Three minutes ago, right?
Nearly three-fourths (73 percent) of workers are stressed out by at least one thing at work, according to a recent work-stress survey by Harris Interactive for Everest College.
Of course, not all job stress was created equal. CareerCast is out with its list of the Most Stressful Jobs for 2013 … and the Least Stressful Jobs.
What makes a job stressful?
CareerCast used 11 criteria, including physical danger, having your life at risk, having responsibility for other people's lives or livelihoods at risk and how much you work in the public eye or have someone breathing down your neck. Other considerations include the unemployment rate and job growth in a particular career, all things that could seriously add stress.
"There are different types of stress. It can be physical danger. Actually being in harm's way," said Tony Lee, publisher of CareerCast.com. "There can also be stress that's deadlines, competitiveness and being in the public eye," he said.
However, just like with CareerCast's "Worst Jobs" list – the people on the "Most Stressful" list don't necessarily hate their jobs. In fact, some downright love them.
"One man's stress is another man's job. Some are adrenaline junkies. Some thrive off stress," Lee said. "A firefighter may really enjoy running into burning building to save somebody."
Here are the top five:
1. Enlisted military personnel
Median salary: $45,528
"This should come as no surprise that enlisted military personnel is the No. 1 most stressful job," Lee said. "These are the folks on the front lines. Whether they're in a battle environment or here helping out after Hurricane Sandy – military personnel are always at risk," Lee said.
There's the physical risk and physical stress, plus long hours and being away from home.
"There's really no other position in which the stress can be higher as the responsibility of being a soldier," Lee said.
2. Military general
Median salary: $196,300
Military generals have all the stresses of their men and women on the ground and in harm's way, but they have the added stress of having other people's lives (their troops) in their hands as well.
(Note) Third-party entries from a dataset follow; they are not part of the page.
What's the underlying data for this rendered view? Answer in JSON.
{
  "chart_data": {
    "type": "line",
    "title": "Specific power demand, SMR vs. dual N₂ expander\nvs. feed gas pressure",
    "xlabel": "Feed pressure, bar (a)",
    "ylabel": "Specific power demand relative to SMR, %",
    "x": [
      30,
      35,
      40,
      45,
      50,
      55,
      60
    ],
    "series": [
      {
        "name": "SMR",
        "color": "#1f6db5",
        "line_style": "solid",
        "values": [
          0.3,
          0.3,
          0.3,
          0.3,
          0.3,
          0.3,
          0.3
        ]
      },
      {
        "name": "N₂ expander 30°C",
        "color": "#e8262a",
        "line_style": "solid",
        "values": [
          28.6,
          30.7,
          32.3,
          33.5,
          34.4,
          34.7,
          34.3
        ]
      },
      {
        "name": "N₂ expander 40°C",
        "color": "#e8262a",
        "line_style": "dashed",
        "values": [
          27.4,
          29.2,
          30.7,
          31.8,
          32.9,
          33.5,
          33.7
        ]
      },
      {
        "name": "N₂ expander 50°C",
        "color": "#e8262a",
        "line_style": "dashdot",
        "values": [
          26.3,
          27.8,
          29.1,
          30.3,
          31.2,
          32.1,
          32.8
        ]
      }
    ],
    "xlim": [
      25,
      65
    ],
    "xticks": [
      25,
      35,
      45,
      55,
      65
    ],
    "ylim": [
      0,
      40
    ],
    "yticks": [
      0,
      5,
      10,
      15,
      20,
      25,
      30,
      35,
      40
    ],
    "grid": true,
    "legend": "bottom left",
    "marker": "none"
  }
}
"Sending troops into battle – you have to live with it if it costs lives," Lee said. "Nothing else that can measure up to that."
Median salary: $42,250
There's no question that running into a burning building is stressful, and yet these men and women choose to do it whenever is necessary – be it 3 in the morning or Christmas Day.
What's worse is that research shows quick bursts of stress between lulls is more stressful than a steady stream of stress.
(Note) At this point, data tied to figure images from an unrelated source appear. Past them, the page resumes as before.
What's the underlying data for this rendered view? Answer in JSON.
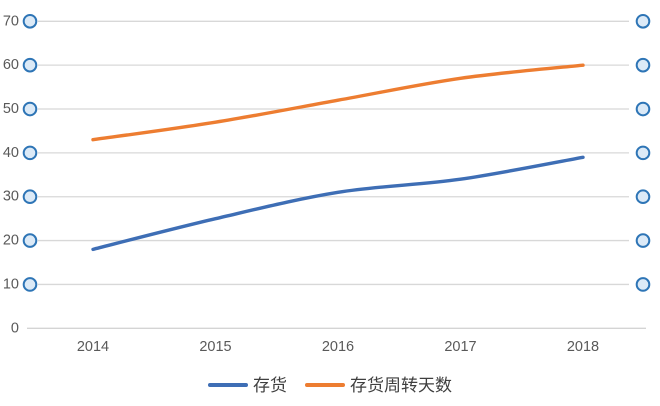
{
  "chart_data": {
    "type": "line",
    "title": "",
    "xlabel": "",
    "ylabel": "",
    "categories": [
      "2014",
      "2015",
      "2016",
      "2017",
      "2018"
    ],
    "series": [
      {
        "name": "存货",
        "color": "#3E6EB5",
        "values": [
          18,
          25,
          31,
          34,
          39
        ]
      },
      {
        "name": "存货周转天数",
        "color": "#ED7D31",
        "values": [
          43,
          47,
          52,
          57,
          60
        ]
      }
    ],
    "ylim": [
      0,
      70
    ],
    "ytick_step": 10,
    "ytick_labels": [
      "0",
      "10",
      "20",
      "30",
      "40",
      "50",
      "60",
      "70"
    ],
    "grid": true,
    "smooth": true,
    "legend_position": "bottom"
  },
  "style": {
    "background": "#ffffff",
    "grid_color": "#d8d8d8",
    "zero_line_color": "#d4d4d4",
    "tick_label_color": "#595959",
    "legend_text_color": "#3f3f3f",
    "axis_marker_ring_color": "#2E75B6",
    "axis_marker_fill_color": "#DCEAF7",
    "line_width": 3.4
  }
}
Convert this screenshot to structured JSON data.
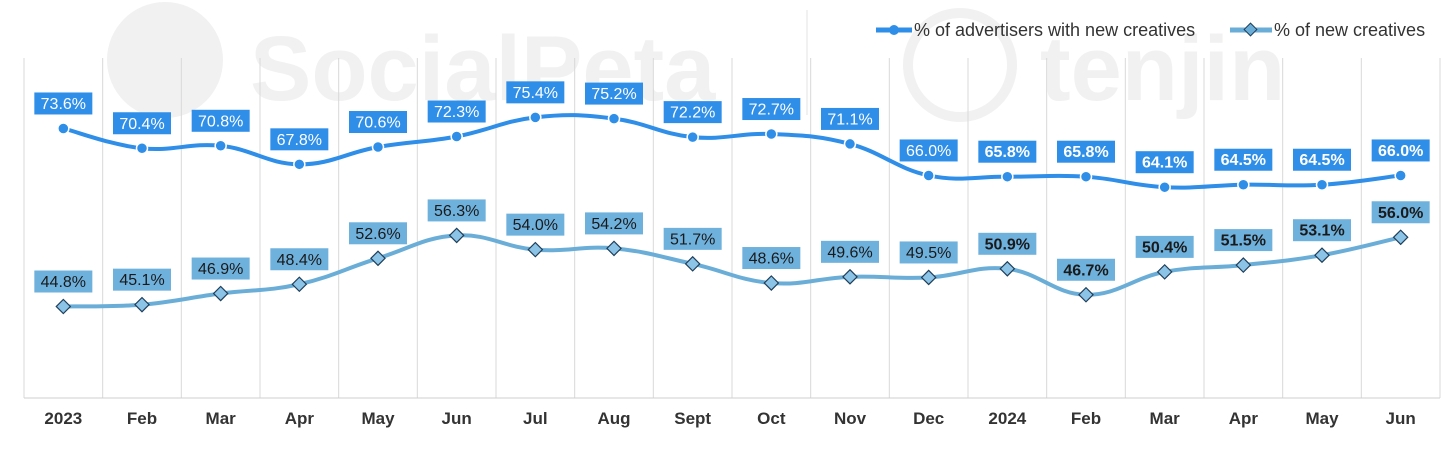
{
  "watermark": {
    "left": "SocialPeta",
    "right": "tenjin"
  },
  "chart_data": {
    "type": "line",
    "title": "",
    "xlabel": "",
    "ylabel": "",
    "categories": [
      "2023",
      "Feb",
      "Mar",
      "Apr",
      "May",
      "Jun",
      "Jul",
      "Aug",
      "Sept",
      "Oct",
      "Nov",
      "Dec",
      "2024",
      "Feb",
      "Mar",
      "Apr",
      "May",
      "Jun"
    ],
    "ylim": [
      30,
      85
    ],
    "grid": "vertical",
    "legend_position": "top-right",
    "series": [
      {
        "name": "% of advertisers with new creatives",
        "marker": "circle",
        "color": "#2e8ee8",
        "label_bg": "#2e8ee8",
        "values": [
          73.6,
          70.4,
          70.8,
          67.8,
          70.6,
          72.3,
          75.4,
          75.2,
          72.2,
          72.7,
          71.1,
          66.0,
          65.8,
          65.8,
          64.1,
          64.5,
          64.5,
          66.0
        ],
        "labels": [
          "73.6%",
          "70.4%",
          "70.8%",
          "67.8%",
          "70.6%",
          "72.3%",
          "75.4%",
          "75.2%",
          "72.2%",
          "72.7%",
          "71.1%",
          "66.0%",
          "65.8%",
          "65.8%",
          "64.1%",
          "64.5%",
          "64.5%",
          "66.0%"
        ],
        "bold_from_index": 12
      },
      {
        "name": "% of new creatives",
        "marker": "diamond",
        "color": "#6aaed8",
        "label_bg": "#6fb1dd",
        "values": [
          44.8,
          45.1,
          46.9,
          48.4,
          52.6,
          56.3,
          54.0,
          54.2,
          51.7,
          48.6,
          49.6,
          49.5,
          50.9,
          46.7,
          50.4,
          51.5,
          53.1,
          56.0
        ],
        "labels": [
          "44.8%",
          "45.1%",
          "46.9%",
          "48.4%",
          "52.6%",
          "56.3%",
          "54.0%",
          "54.2%",
          "51.7%",
          "48.6%",
          "49.6%",
          "49.5%",
          "50.9%",
          "46.7%",
          "50.4%",
          "51.5%",
          "53.1%",
          "56.0%"
        ],
        "bold_from_index": 12
      }
    ]
  }
}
"If you're the firefighter hanging around watching television and -- boom! You're on, literally in minutes in full gear running into hazardous waste situation, that's worse than if you're steadily enduring stress. It's up and down and up and and down," Lee said.
4. Commercial airline pilot
Median Salary: $92,060
The little boy or little girl in you just tends to think of being a pilot as cool (and it is) but it's also pretty stressful.
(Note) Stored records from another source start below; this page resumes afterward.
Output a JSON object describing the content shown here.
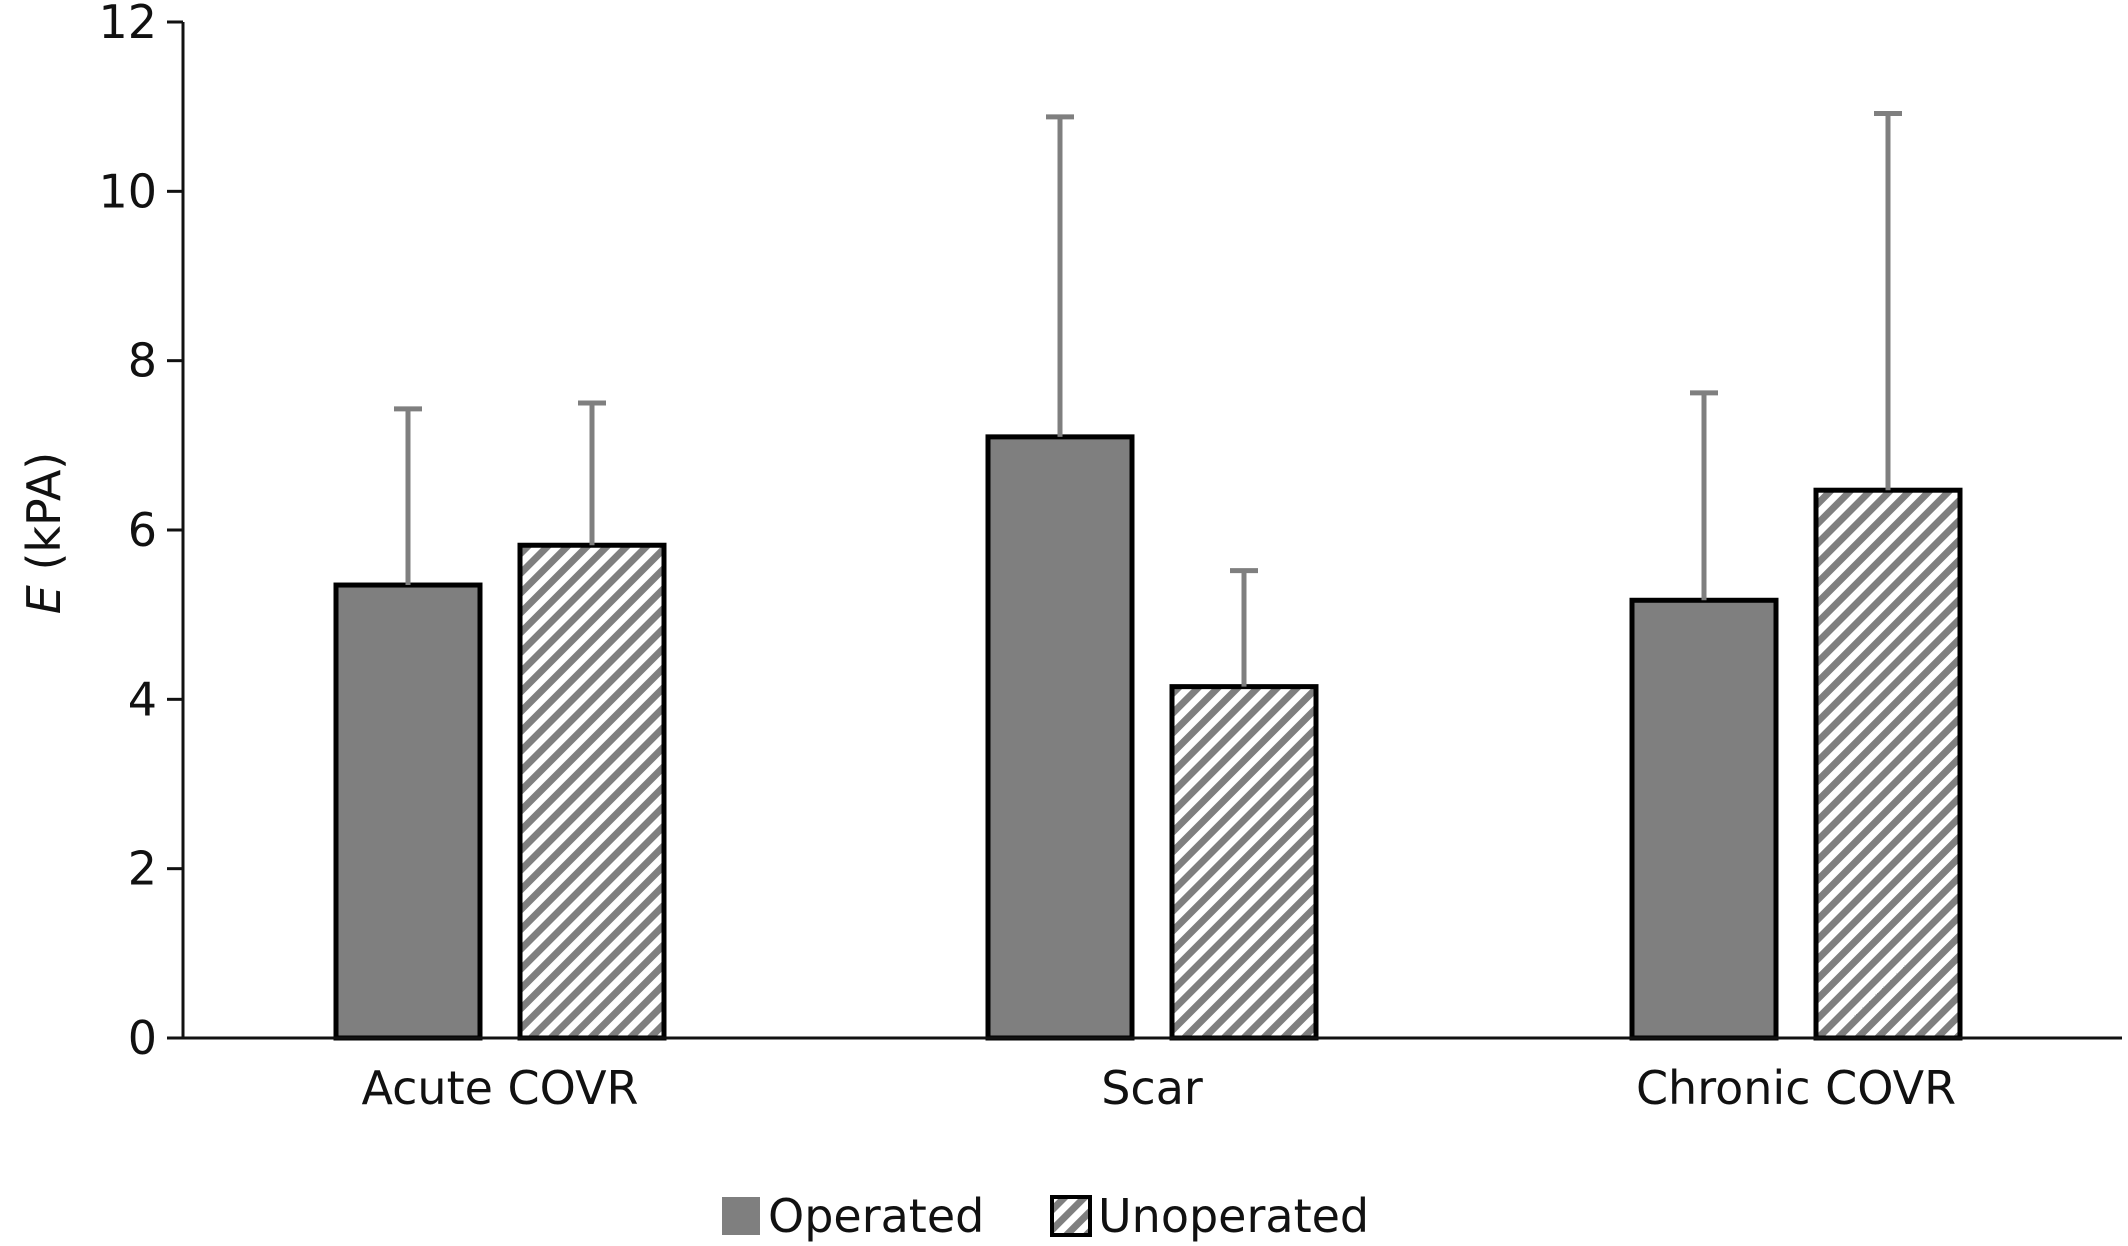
{
  "chart_data": {
    "type": "bar",
    "title": "",
    "ylabel_var": "E",
    "ylabel_unit": " (kPA)",
    "xlabel": "",
    "ylim": [
      0,
      12
    ],
    "yticks": [
      0,
      2,
      4,
      6,
      8,
      10,
      12
    ],
    "grid": false,
    "legend_position": "bottom",
    "categories": [
      "Acute COVR",
      "Scar",
      "Chronic COVR"
    ],
    "series": [
      {
        "name": "Operated",
        "fill": "solid",
        "color": "#7f7f7f",
        "values": [
          5.35,
          7.1,
          5.17
        ],
        "error_plus": [
          2.08,
          3.78,
          2.45
        ]
      },
      {
        "name": "Unoperated",
        "fill": "diagonal-hatch",
        "color": "#7f7f7f",
        "values": [
          5.82,
          4.15,
          6.47
        ],
        "error_plus": [
          1.68,
          1.37,
          4.45
        ]
      }
    ]
  }
}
First, you have the usual stresses such as bad weather, delays (i.e., angry passengers) and long stretches away from home. But on top of that, you are responsible for the lives of everyone on that plane – even when they're being grouchy.
Plus, the job outlook for pilots has been tough lately, so there are even fewer jobs to go around.
And once again, this is a job light on the "thank yous." Of course, we all remember that time we complained about a delayed flight but quick, answer the question: When was the last time you thanked your pilot for getting you there safely?
5. PR executive
Median Salary: $57,550
A lot of people might not think of PR as a stressful job, but, in fact, it's very stressful.
"Their job is completely in the public eye, trying to manage awareness and branding for various products and services. It doesn't matter if you're in charge of toothpaste or a small nonprofit, you're still under stress to make sure the word gets out in a positive way."
On the flip side, the minute something bad happens – you're the first one they call. It could be 10 a.m. on a Saturday night or Christmas Day. If it's bad, it's your problem.
Not to mention, it's a fairly thankless job. Clients may thank you for getting them on the front page of The New York Times (if it's good news), but before you can tie your running shoes on for a victory lap, they want to know: "What about The Wall Street Journal?" And you're definitely not going to get any "thank yous" from journalists: They're more likely to hang up on you or be surly than take your call.
That's very typical of most of the jobs on the "Most Stressful" list, Lee said – you tend to not get a lot of thank yous.